Chan taking Olympic pressure in stride

Figure skater hoping to win Canada's first gold

By MARGARET SHERIDAN, QMI Agency


Patrick Chan has the weight of Canada's medal expectations on his shoulders heading into the Vancouver Olympics. (Greg Henkenhaf/QMI Agency)

With the Vancouver Olympics looming, Canada’s best male figure skater, Toronto’s Patrick Chan, is spending his time training in Colorado and having a blast doing it.

During a media conference call Thursday, the outgoing skater spent as much time cracking jokes as he did talking about his recovery from a calf injury, his decision not use his quadruple jump and Russian star Evgeni Plushenko.

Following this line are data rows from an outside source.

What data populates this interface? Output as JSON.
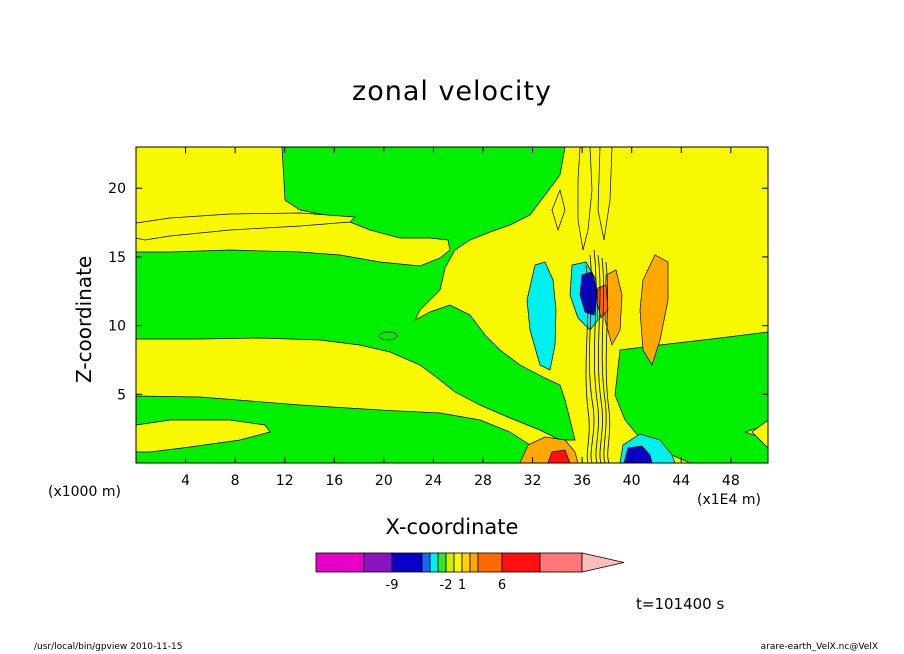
{
  "chart_data": {
    "type": "contour",
    "title": "zonal velocity",
    "xlabel": "X-coordinate",
    "ylabel": "Z-coordinate",
    "x_unit": "(x1E4 m)",
    "y_unit": "(x1000 m)",
    "xlim": [
      0,
      51
    ],
    "ylim": [
      0,
      23
    ],
    "x_ticks": [
      "4",
      "8",
      "12",
      "16",
      "20",
      "24",
      "28",
      "32",
      "36",
      "40",
      "44",
      "48"
    ],
    "y_ticks": [
      "5",
      "10",
      "15",
      "20"
    ],
    "time_label": "t=101400 s",
    "colorbar": {
      "colors": [
        "#e800c8",
        "#8c14c0",
        "#0a00c8",
        "#1e64ff",
        "#00f0f0",
        "#32e632",
        "#ccf000",
        "#f8f800",
        "#ffd200",
        "#ffa800",
        "#ff6a00",
        "#ff1010",
        "#ff7878",
        "#ffbcbc"
      ],
      "labels": [
        "-9",
        "-2",
        "1",
        "6"
      ]
    }
  },
  "footer": {
    "left": "/usr/local/bin/gpview  2010-11-15",
    "right": "arare-earth_VelX.nc@VelX"
  }
}
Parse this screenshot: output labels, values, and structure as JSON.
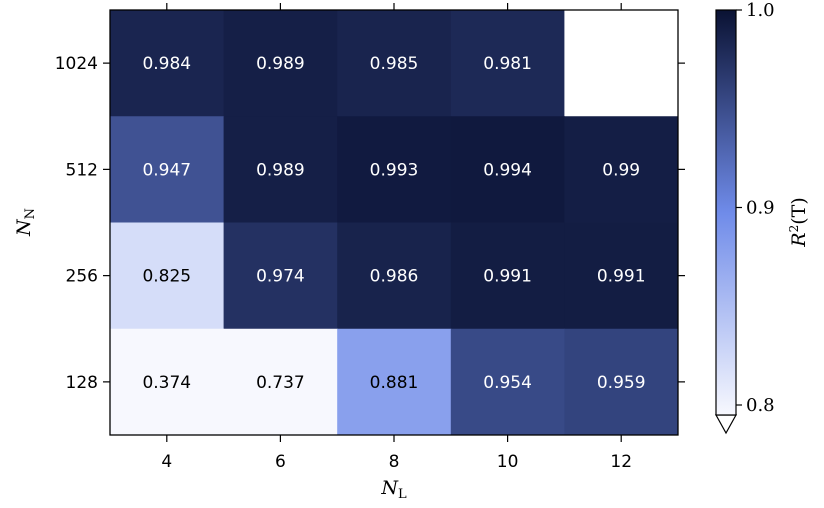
{
  "chart_data": {
    "type": "heatmap",
    "xlabel": "N",
    "xlabel_sub": "L",
    "ylabel": "N",
    "ylabel_sub": "N",
    "x_categories": [
      "4",
      "6",
      "8",
      "10",
      "12"
    ],
    "y_categories": [
      "1024",
      "512",
      "256",
      "128"
    ],
    "values": [
      [
        0.984,
        0.989,
        0.985,
        0.981,
        null
      ],
      [
        0.947,
        0.989,
        0.993,
        0.994,
        0.99
      ],
      [
        0.825,
        0.974,
        0.986,
        0.991,
        0.991
      ],
      [
        0.374,
        0.737,
        0.881,
        0.954,
        0.959
      ]
    ],
    "colorbar": {
      "label": "R",
      "label_sup": "2",
      "label_arg": "(T)",
      "ticks": [
        "0.8",
        "0.9",
        "1.0"
      ],
      "extend": "min"
    },
    "colormap": {
      "light": "#f7f8fe",
      "mid": "#6f8be9",
      "dark": "#0a1233"
    }
  }
}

“My mom’s an awful cook,” the 19-year old said with a laugh when asked if his mom had a secret recipe she’d use leading up to events. “She doesn’t make anything special. We mostly go out to restaurants to eat, so that’s probably her secret recipe.”

But it’s not all fun in the Chan camp leading up to the Olympics. He’s not underestimating the pressure of being one of the athletes Canada is expecting a medal performance from.

“I think Canada has never been so excited for a home Games,” Chan said. “Having the Olympics in my home country really provides me with a lot of energy and motivation, and I think that can only help me.”

Due to a calf injury that occured in October, Chan was forced to skip the Rostelecom Cup in Russia. A less-than-stellar short program at the Canadian championships earlier this month raised questions that maybe the teen wasn’t quite back to 100 per cent.

But instead of looking at the hiccups as a problem, Chan is using it to take his cues on what need improvement heading into Vancouver.

“(It) just shows that I haven’t had enough mileage from missing the Grand Prix,” he admitted when asked about the performance at Skate Canada. “It’s something that had to happen for improvement. Nationals are kind of a warm-up and I feel really good now.”

What it comes down to in Vancouver is this -- it won’t just be the eyes of the figure skating world on Chan, it will be all of Canada, a country who has yet to see one of its male skaters win Olympic gold. And the competition won’t be easy with both the defending Olympic gold and silver medalists, Plushenko and Stephane Lambiel of Switzerland, having come out of retirement for the Games.

“Plushenko and Lambiel are both skaters I look up to and they’ve been around for much longer than I have,” Chan admitted. “I think it will be even more of a better competition now. At the end of the day I can’t really think about what they’re going to do, that’s their job. And my job is to only think about what I have to do; and that’s to do my program.

“I don’t want to be sitting back and just watching them, this time I really want to attack and see how they’re going to react.”

It won’t be easy. But then Canada’s Jeff Buttle went into the Turin Olympics four years ago hoping for the best in a stacked field and came away with a bronze medal. It could be Chan’s turn to bring down the titans.

“Athletes, Olympians, we all strive on moments like this, so I hope to deliver,” he said.